On Mon, Jun 03, 2013 at 06:58:35AM +0200, Natxo Asenjo wrote:
> On Mon, Jun 3, 2013 at 12:38 AM, Ryan Cunningham
> <ryan.cunningham.xy...@gmail.com> wrote:
> >> What I see is:
> >> fatal: Access denied for user admin by PAM account configuration
> >> What about disabling selinux?
> > Whoops, I probably should have caught these myself.
> > Disabling SELinux fixed one of the hosts. I didn't even look at it because I
> > believed that I had disabled it previously.
> > The other problem host didn't have SELinux enabled but was missing the
> > /etc/selinux/targeted directory structure and was dropping an error:
> > [sssd[pam]] [write_selinux_login_file] (0x0040): creating the temp file for
> > SELinux data failed. /etc/selinux/targeted/logins/adminnik1F1(Sun Jun 2
> > 18:01:44 2013) [sssd[pam]] [pam_reply] (0x0100): blen: 25
> > Everything's working fine now -- thanks for looking at those logs.
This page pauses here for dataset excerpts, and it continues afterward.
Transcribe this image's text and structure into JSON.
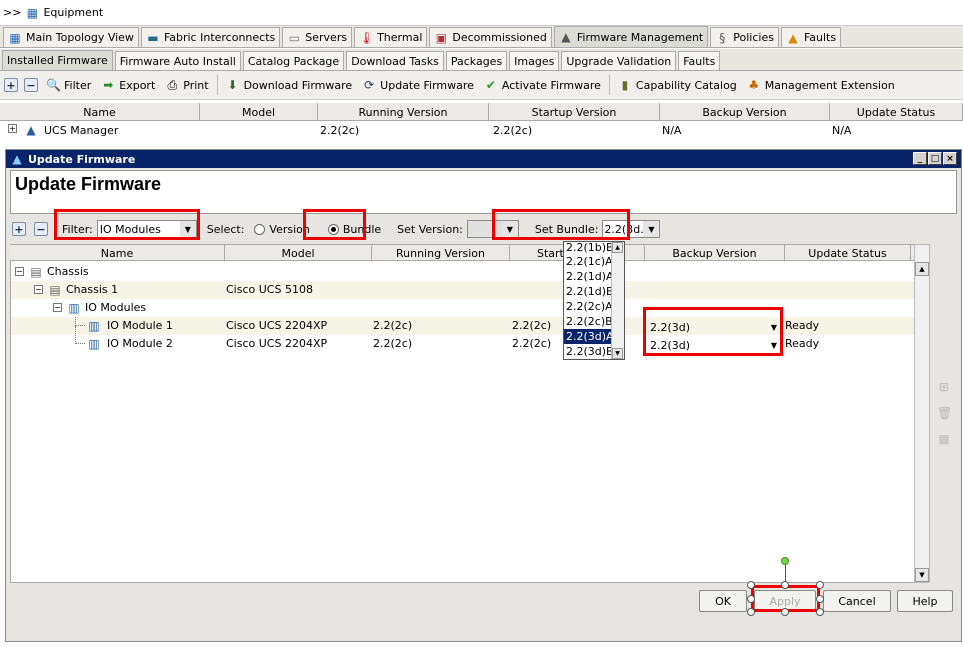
{
  "breadcrumb": {
    "prefix": ">>",
    "label": "Equipment"
  },
  "top_tabs": [
    {
      "label": "Main Topology View",
      "icon": "topology-icon"
    },
    {
      "label": "Fabric Interconnects",
      "icon": "fabric-interconnect-icon"
    },
    {
      "label": "Servers",
      "icon": "server-icon"
    },
    {
      "label": "Thermal",
      "icon": "thermometer-icon"
    },
    {
      "label": "Decommissioned",
      "icon": "decommission-icon"
    },
    {
      "label": "Firmware Management",
      "icon": "firmware-icon",
      "active": true
    },
    {
      "label": "Policies",
      "icon": "policy-icon"
    },
    {
      "label": "Faults",
      "icon": "fault-warning-icon"
    }
  ],
  "sub_tabs": [
    {
      "label": "Installed Firmware",
      "active": true
    },
    {
      "label": "Firmware Auto Install"
    },
    {
      "label": "Catalog Package"
    },
    {
      "label": "Download Tasks"
    },
    {
      "label": "Packages"
    },
    {
      "label": "Images"
    },
    {
      "label": "Upgrade Validation"
    },
    {
      "label": "Faults"
    }
  ],
  "toolbar": {
    "filter": "Filter",
    "export": "Export",
    "print": "Print",
    "download_firmware": "Download Firmware",
    "update_firmware": "Update Firmware",
    "activate_firmware": "Activate Firmware",
    "capability_catalog": "Capability Catalog",
    "management_extension": "Management Extension"
  },
  "main_grid": {
    "columns": [
      "Name",
      "Model",
      "Running Version",
      "Startup Version",
      "Backup Version",
      "Update Status"
    ],
    "row": {
      "name": "UCS Manager",
      "model": "",
      "running": "2.2(2c)",
      "startup": "2.2(2c)",
      "backup": "N/A",
      "status": "N/A"
    }
  },
  "dialog": {
    "window_title": "Update Firmware",
    "heading": "Update Firmware",
    "filter_label": "Filter:",
    "filter_value": "IO Modules",
    "select_label": "Select:",
    "version_option": "Version",
    "bundle_option": "Bundle",
    "selected_option": "Bundle",
    "set_version_label": "Set Version:",
    "set_version_value": "",
    "set_bundle_label": "Set Bundle:",
    "set_bundle_value": "2.2(3d...",
    "columns": [
      "Name",
      "Model",
      "Running Version",
      "Startup Version",
      "Backup Version",
      "Update Status"
    ],
    "startup_header_visible": "Start",
    "tree": [
      {
        "name": "Chassis",
        "model": "",
        "running": "",
        "startup": "",
        "backup": "",
        "status": ""
      },
      {
        "name": "Chassis 1",
        "model": "Cisco UCS 5108",
        "running": "",
        "startup": "",
        "backup": "",
        "status": ""
      },
      {
        "name": "IO Modules",
        "model": "",
        "running": "",
        "startup": "",
        "backup": "",
        "status": ""
      },
      {
        "name": "IO Module 1",
        "model": "Cisco UCS 2204XP",
        "running": "2.2(2c)",
        "startup": "2.2(2c)",
        "backup": "2.2(3d)",
        "status": "Ready"
      },
      {
        "name": "IO Module 2",
        "model": "Cisco UCS 2204XP",
        "running": "2.2(2c)",
        "startup": "2.2(2c)",
        "backup": "2.2(3d)",
        "status": "Ready"
      }
    ],
    "bundle_options": [
      "2.2(1b)B",
      "2.2(1c)A",
      "2.2(1d)A",
      "2.2(1d)B",
      "2.2(2c)A",
      "2.2(2c)B",
      "2.2(3d)A",
      "2.2(3d)B"
    ],
    "bundle_selected": "2.2(3d)A",
    "buttons": {
      "ok": "OK",
      "apply": "Apply",
      "cancel": "Cancel",
      "help": "Help"
    }
  },
  "colors": {
    "title_bar": "#0a246a",
    "highlight_box": "#e00000",
    "selection": "#0a246a"
  }
}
> glad it helped, but it should also work with selinux enabled.
> Could you try running restorecon -rv on /etc and /home at least,
> re-enabling selinux and logging in again? For me and many others, it
> works and it really is the new 'best practices' to have it on ;-)
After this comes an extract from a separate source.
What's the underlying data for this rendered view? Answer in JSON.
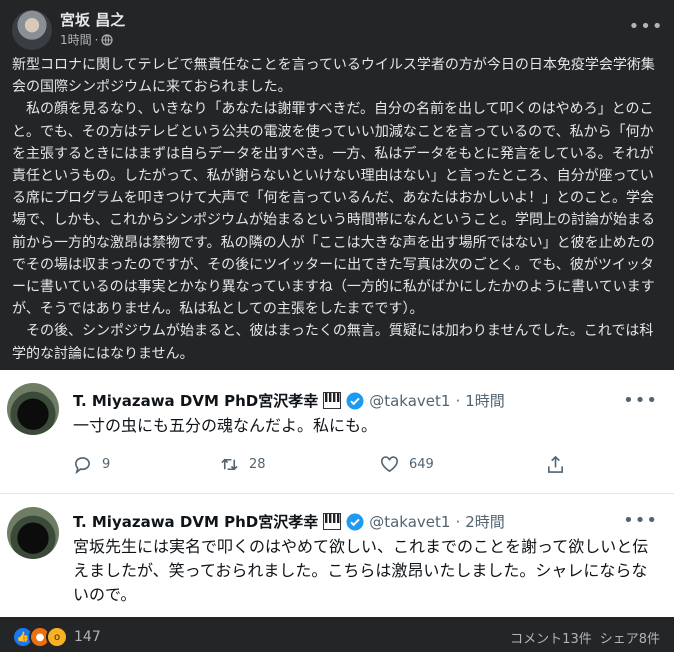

Did the directory /etc/selinux/targeted/logins/ exist at all? We've had
a bug where if SELinux was disabled, the directory didn't exist and
creating a temp file there failed. But from your e-mail it sounds like
you actually had luck after disabling SELinux?
Natxo's suggestion then would be a valid one, too, please let us know
whether restorecon did change any contexts.